1983年生まれのプーレイは、南米・チリの中でもとりわけ植民地化による複雑な歴史を持つ土地で幼少期を過ごす。その後チリで絵画を学び、ロンドン、パリへと拠点を移しながら画家として高い評価を獲得。自らが育った土地や家族のアーカイブ写真をベースに生み出される夢と現実の狭間のような情景は、イメージの大部分が抽象化されており、柔らかな印象の中でノスタルジーに陥りそうな鑑賞者に、大胆で力強い絵筆の跡とどことなく不穏な空気がふと緊張感を与える。
2021年に開催したGallery 38での初個展「Distance」では、パンデミック禍での他者との「距離」に着想を得、転位と不在の概念をテーマにした作品を発表。新作ではより内省的な感情に突き動かされ、深い自己認識の世界に入り込んだというプーレイは、今回の制作を通し「Belonging (帰属する)」という感情、そして個人と「Home (家、故郷)」との関係性という一貫して思考し続けてきたテーマをさらに探求している。
「Home (家、故郷)」とは、個人、家族、国、地域が他との関係を理解するための最も基本的な社会的概念の一つです(『Home—So Different, So Appealing.』展 ( LACMA Museum、2017年)より)。」離れているからこそ「Home (故郷)」はより概念化し、現実と想像が作り上げる産物となりながらも、地理的環境、文化的、社会的、感情的 風景の集合体として知覚される「自分」を探求する上で、物理的な地図上の点ではなく個人史や感情の中にある「場所」としてむしろ重要さを増していると言う。「絵画上の架空の空間が本当の帰属感を創り出すことができるのか?」という問いに対し、彼女はシモーヌ・ヴェイユの言葉を引用、「根ざすことは、おそらく人間の魂にとって最も重要でありながら最も認識されていない必要性である」(シモーヌ・ヴェーユ 「根をもつこと」山崎庸一郎 訳、春秋社、2020年)

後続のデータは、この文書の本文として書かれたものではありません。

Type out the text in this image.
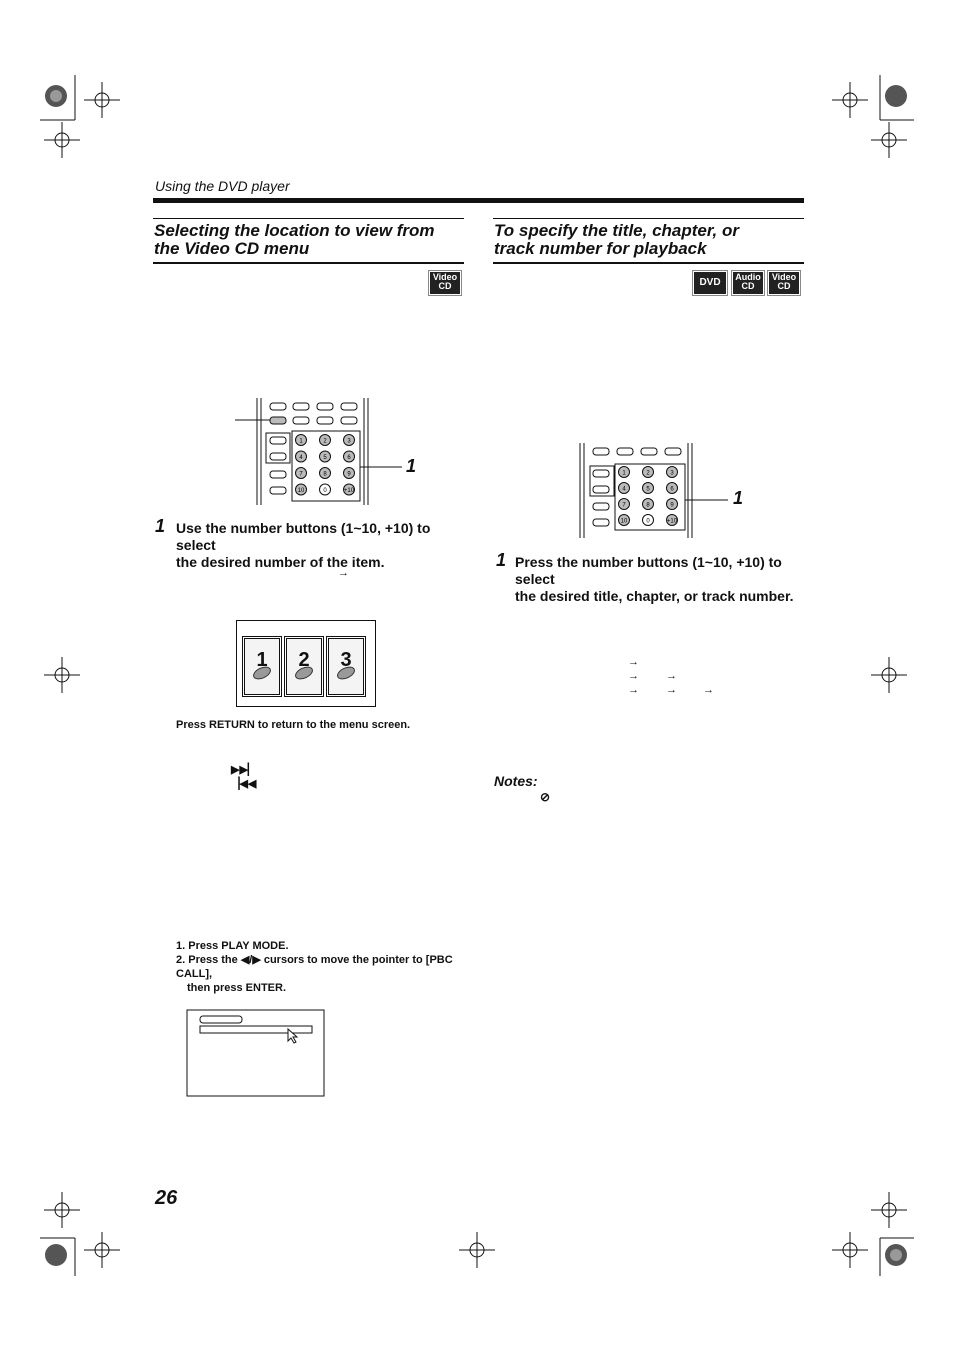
Using the DVD player
Selecting the location to view from
the Video CD menu
Video
CD
1	2	3
4	5	6
7	8	9
10	0	+10
1
1 Use the number buttons (1~10, +10) to select
the desired number of the item.
→
1	2	3
Press RETURN to return to the menu screen.
▶▶▏
▕◀◀
1. Press PLAY MODE.
2. Press the ◀/▶ cursors to move the pointer to [PBC CALL],
then press ENTER.
To specify the title, chapter, or
track number for playback
DVD	Audio
CD
Video
CD
1	2	3
4	5	6
7	8	9
10	0	+10
1
1 Press the number buttons (1~10, +10) to select
the desired title, chapter, or track number.
→
→ →
→ → →
Notes:
⊘
26
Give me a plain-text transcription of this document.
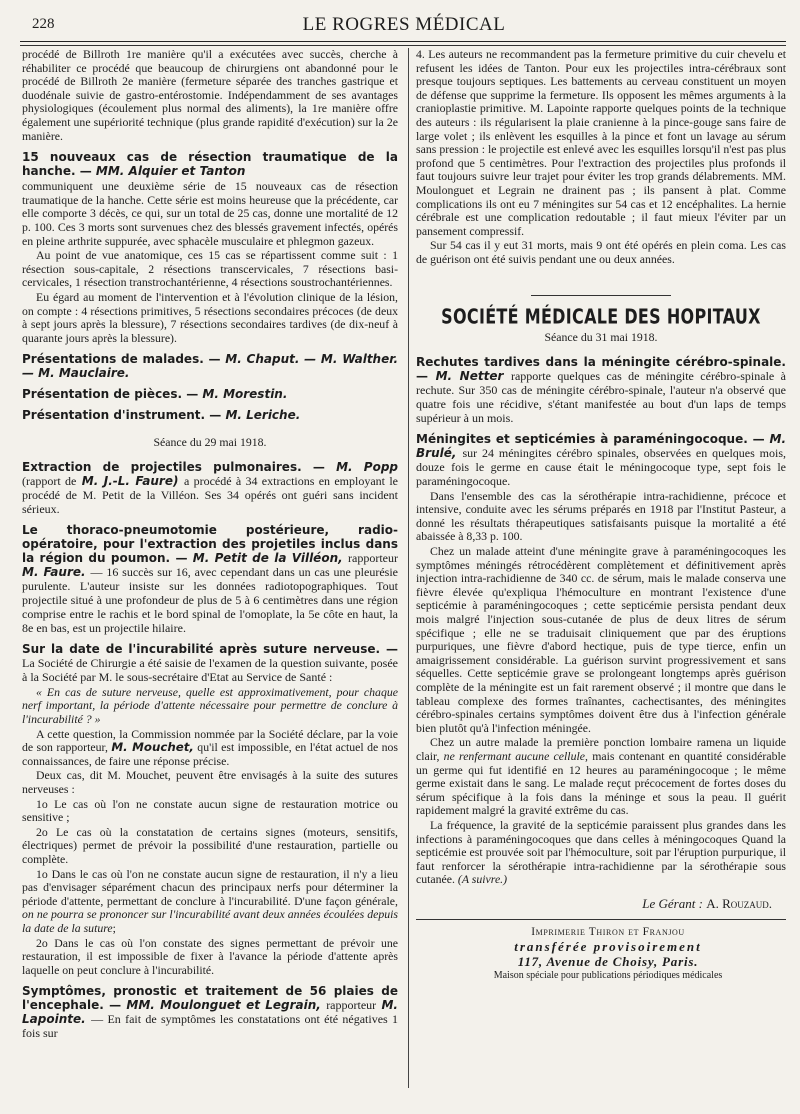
228	LE ROGRES MÉDICAL

procédé de Billroth 1re manière qu'il a exécutées avec succès, cherche à réhabiliter ce procédé que beaucoup de chirurgiens ont abandonné pour le procédé de Billroth 2e manière (fermeture séparée des tranches gastrique et duodénale suivie de gastro-entérostomie. Indépendamment de ses avantages physiologiques (écoulement plus normal des aliments), la 1re manière offre également une supériorité technique (plus grande rapidité d'exécution) sur la 2e manière.

15 nouveaux cas de résection traumatique de la hanche. — MM. Alquier et Tanton

communiquent une deuxième série de 15 nouveaux cas de résection traumatique de la hanche. Cette série est moins heureuse que la précédente, car elle comporte 3 décès, ce qui, sur un total de 25 cas, donne une mortalité de 12 p. 100. Ces 3 morts sont survenues chez des blessés gravement infectés, opérés en pleine arthrite suppurée, avec sphacèle musculaire et phlegmon gazeux.

Au point de vue anatomique, ces 15 cas se répartissent comme suit : 1 résection sous-capitale, 2 résections transcervicales, 7 résections basi-cervicales, 1 résection transtrochantérienne, 4 résections soustrochantériennes.

Eu égard au moment de l'intervention et à l'évolution clinique de la lésion, on compte : 4 résections primitives, 5 résections secondaires précoces (de deux à sept jours après la blessure), 7 résections secondaires tardives (de dix-neuf à quarante jours après la blessure).

Présentations de malades. — M. Chaput. — M. Walther. — M. Mauclaire.
Présentation de pièces. — M. Morestin.
Présentation d'instrument. — M. Leriche.
Séance du 29 mai 1918.
Extraction de projectiles pulmonaires. — M. Popp (rapport de M. J.-L. Faure) a procédé à 34 extractions en employant le procédé de M. Petit de la Villéon. Ses 34 opérés ont guéri sans incident sérieux.
Le thoraco-pneumotomie postérieure, radio-opératoire, pour l'extraction des projetiles inclus dans la région du poumon. — M. Petit de la Villéon, rapporteur M. Faure. — 16 succès sur 16, avec cependant dans un cas une pleurésie purulente. L'auteur insiste sur les données radiotopographiques. Tout projectile situé à une profondeur de plus de 5 à 6 centimètres dans une région comprise entre le rachis et le bord spinal de l'omoplate, la 5e côte en haut, la 8e en bas, est un projectile hilaire.
Sur la date de l'incurabilité après suture nerveuse. — La Société de Chirurgie a été saisie de l'examen de la question suivante, posée à la Société par M. le sous-secrétaire d'Etat au Service de Santé :

« En cas de suture nerveuse, quelle est approximativement, pour chaque nerf important, la période d'attente nécessaire pour permettre de conclure à l'incurabilité ? »

A cette question, la Commission nommée par la Société déclare, par la voie de son rapporteur, M. Mouchet, qu'il est impossible, en l'état actuel de nos connaissances, de faire une réponse précise.

Deux cas, dit M. Mouchet, peuvent être envisagés à la suite des sutures nerveuses :

1o Le cas où l'on ne constate aucun signe de restauration motrice ou sensitive ;

2o Le cas où la constatation de certains signes (moteurs, sensitifs, électriques) permet de prévoir la possibilité d'une restauration, partielle ou complète.

1o Dans le cas où l'on ne constate aucun signe de restauration, il n'y a lieu pas d'envisager séparément chacun des principaux nerfs pour déterminer la période d'attente, permettant de conclure à l'incurabilité. D'une façon générale, on ne pourra se prononcer sur l'incurabilité avant deux années écoulées depuis la date de la suture;

2o Dans le cas où l'on constate des signes permettant de prévoir une restauration, il est impossible de fixer à l'avance la période d'attente après laquelle on peut conclure à l'incurabilité.

Symptômes, pronostic et traitement de 56 plaies de l'encephale. — MM. Moulonguet et Legrain, rapporteur M. Lapointe. — En fait de symptômes les constatations ont été négatives 1 fois sur

4. Les auteurs ne recommandent pas la fermeture primitive du cuir chevelu et refusent les idées de Tanton. Pour eux les projectiles intra-cérébraux sont presque toujours septiques. Les battements au cerveau constituent un moyen de défense que supprime la fermeture. Ils opposent les mêmes arguments à la cranioplastie primitive. M. Lapointe rapporte quelques points de la technique des auteurs : ils régularisent la plaie cranienne à la pince-gouge sans faire de large volet ; ils enlèvent les esquilles à la pince et font un lavage au sérum sans pression : le projectile est enlevé avec les esquilles lorsqu'il n'est pas plus profond que 5 centimètres. Pour l'extraction des projectiles plus profonds il faut toujours suivre leur trajet pour éviter les trop grands délabrements. MM. Moulonguet et Legrain ne drainent pas ; ils pansent à plat. Comme complications ils ont eu 7 méningites sur 54 cas et 12 encéphalites. La hernie cérébrale est une complication redoutable ; il faut mieux l'éviter par un pansement compressif.

Sur 54 cas il y eut 31 morts, mais 9 ont été opérés en plein coma. Les cas de guérison ont été suivis pendant une ou deux années.

SOCIÉTÉ MÉDICALE DES HOPITAUX
Séance du 31 mai 1918.
Rechutes tardives dans la méningite cérébro-spinale. — M. Netter rapporte quelques cas de méningite cérébro-spinale à rechute. Sur 350 cas de méningite cérébro-spinale, l'auteur n'a observé que quatre fois une récidive, s'étant manifestée au bout d'un laps de temps supérieur à un mois.
Méningites et septicémies à paraméningocoque. — M. Brulé, sur 24 méningites cérébro spinales, observées en quelques mois, douze fois le germe en cause était le méningocoque type, sept fois le paraméningocoque.

Dans l'ensemble des cas la sérothérapie intra-rachidienne, précoce et intensive, conduite avec les sérums préparés en 1918 par l'Institut Pasteur, a donné les résultats thérapeutiques satisfaisants puisque la mortalité a été abaissée à 8,33 p. 100.

Chez un malade atteint d'une méningite grave à paraméningocoques les symptômes méningés rétrocédèrent complètement et définitivement après injection intra-rachidienne de 340 cc. de sérum, mais le malade conserva une fièvre élevée qu'expliqua l'hémoculture en montrant l'existence d'une septicémie à paraméningocoques ; cette septicémie persista pendant deux mois malgré l'injection sous-cutanée de plus de deux litres de sérum spécifique ; elle ne se traduisait cliniquement que par des éruptions purpuriques, une fièvre d'abord hectique, puis de type tierce, enfin un amaigrissement considérable. La guérison survint progressivement et sans séquelles. Cette septicémie grave se prolongeant longtemps après guérison complète de la méningite est un fait rarement observé ; il montre que dans le tableau complexe des formes traînantes, cachectisantes, des méningites cérébro-spinales certains symptômes doivent être dus à l'infection générale bien plutôt qu'à l'infection méningée.

Chez un autre malade la première ponction lombaire ramena un liquide clair, ne renfermant aucune cellule, mais contenant en quantité considérable un germe qui fut identifié en 12 heures au paraméningocoque ; le même germe existait dans le sang. Le malade reçut précocement de fortes doses du sérum spécifique à la fois dans la méninge et sous la peau. Il guérit rapidement malgré la gravité extrême du cas.

La fréquence, la gravité de la septicémie paraissent plus grandes dans les infections à paraméningocoques que dans celles à méningocoques Quand la septicémie est prouvée soit par l'hémoculture, soit par l'éruption purpurique, il faut renforcer la sérothérapie intra-rachidienne par la sérothérapie sous cutanée. (A suivre.)

Le Gérant : A. Rouzaud.

Imprimerie Thiron et Franjou

transférée provisoirement

117, Avenue de Choisy, Paris.

Maison spéciale pour publications périodiques médicales
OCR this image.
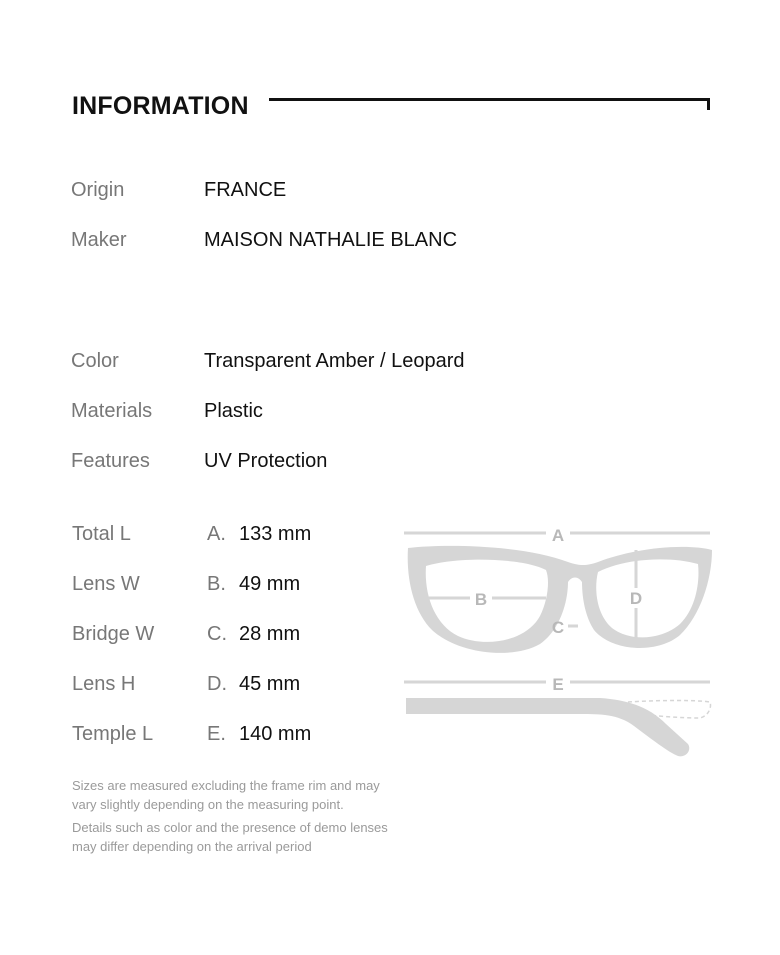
INFORMATION
Origin	FRANCE
Maker	MAISON NATHALIE BLANC
Color	Transparent Amber / Leopard
Materials	Plastic
Features	UV Protection
Total L	A. 133 mm
Lens W	B. 49 mm
Bridge W	C. 28 mm
Lens H	D. 45 mm
Temple L	E. 140 mm
A
B	D
C
E
Sizes are measured excluding the frame rim and may vary slightly depending on the measuring point.
Details such as color and the presence of demo lenses may differ depending on the arrival period
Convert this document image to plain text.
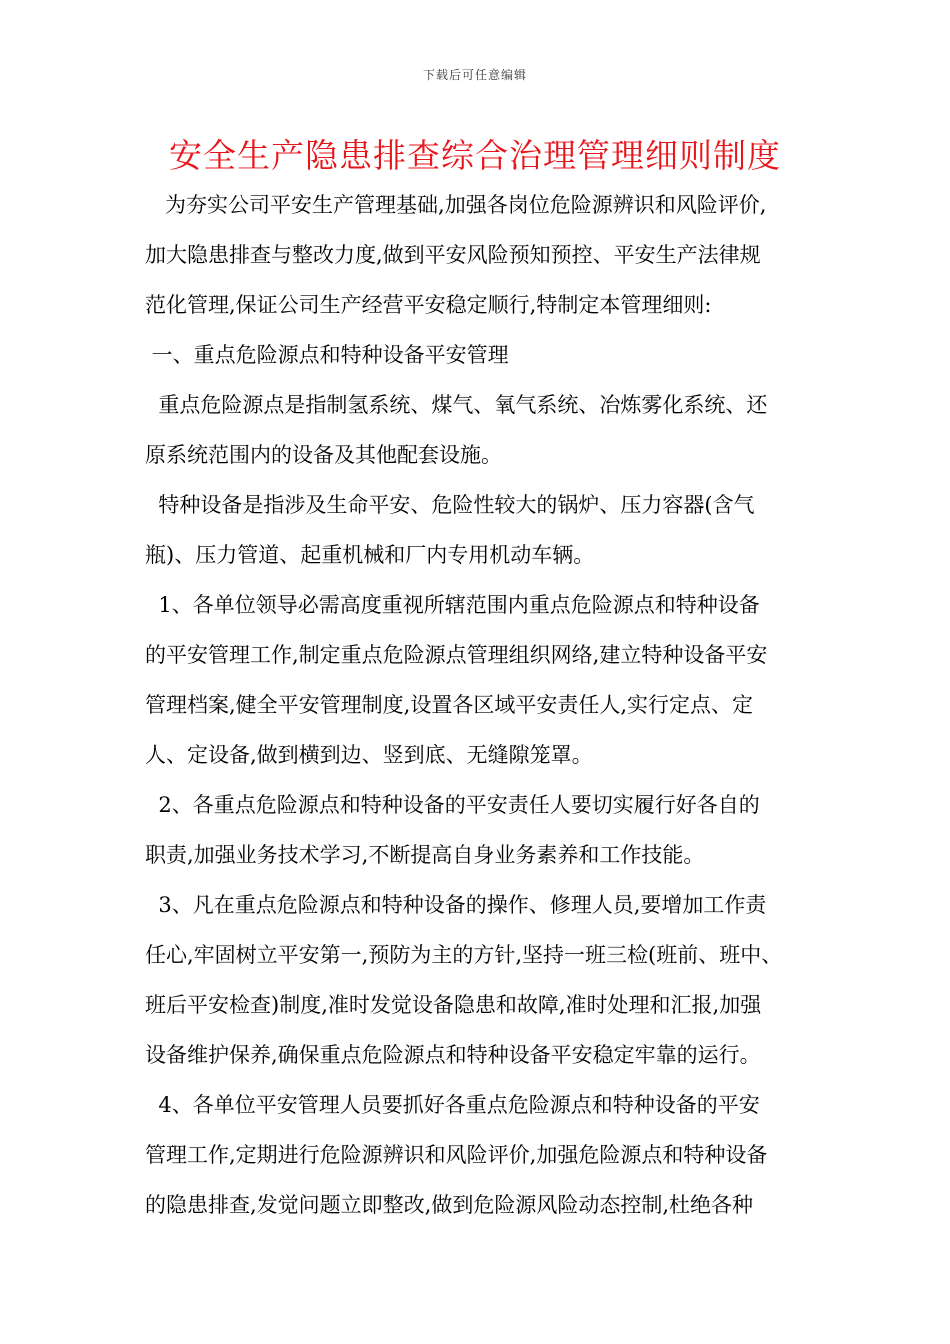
下载后可任意编辑
安全生产隐患排查综合治理管理细则制度
为夯实公司平安生产管理基础,加强各岗位危险源辨识和风险评价,
加大隐患排查与整改力度,做到平安风险预知预控、平安生产法律规
范化管理,保证公司生产经营平安稳定顺行,特制定本管理细则:
一、重点危险源点和特种设备平安管理
重点危险源点是指制氢系统、煤气、氧气系统、冶炼雾化系统、还
原系统范围内的设备及其他配套设施。
特种设备是指涉及生命平安、危险性较大的锅炉、压力容器(含气
瓶)、压力管道、起重机械和厂内专用机动车辆。
1、各单位领导必需高度重视所辖范围内重点危险源点和特种设备
的平安管理工作,制定重点危险源点管理组织网络,建立特种设备平安
管理档案,健全平安管理制度,设置各区域平安责任人,实行定点、定
人、定设备,做到横到边、竖到底、无缝隙笼罩。
2、各重点危险源点和特种设备的平安责任人要切实履行好各自的
职责,加强业务技术学习,不断提高自身业务素养和工作技能。
3、凡在重点危险源点和特种设备的操作、修理人员,要增加工作责
任心,牢固树立平安第一,预防为主的方针,坚持一班三检(班前、班中、
班后平安检查)制度,准时发觉设备隐患和故障,准时处理和汇报,加强
设备维护保养,确保重点危险源点和特种设备平安稳定牢靠的运行。
4、各单位平安管理人员要抓好各重点危险源点和特种设备的平安
管理工作,定期进行危险源辨识和风险评价,加强危险源点和特种设备
的隐患排查,发觉问题立即整改,做到危险源风险动态控制,杜绝各种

作家は、異なるように見える断片が一つの表面で共存することができるペインティングという「言語」を通して、鑑賞者と対話することを意図している。本展覧会の作品「Geographies of Love」では、現実を見る別のレンズ、この場合は場所や人々への「愛」や「愛着」を用いて、異なる視点を組み合わせるという行為を促します。ある土地に根ざす感覚、特定の場所やコミュニティへの感情的なつながりは、個人の心理的風景と社会的アイデンティティを形成する上で重要な役割を果たします。観客が彼女の風景の前に立ち、風景に佇む人物が誰なのか、そこがどこなのか、自分自身の記憶と対話し、絵画の前を往復しながらさまざまな角度からその風景の奥を見つめようとする。紛争や混乱に満ちた現在の中で、自身の中にある折り重なる時間や記憶のレイヤーに触れながら絵画と向き合うこと。他者への尊厳に由来する対話こそが重要な世界において、その力は真摯に響く。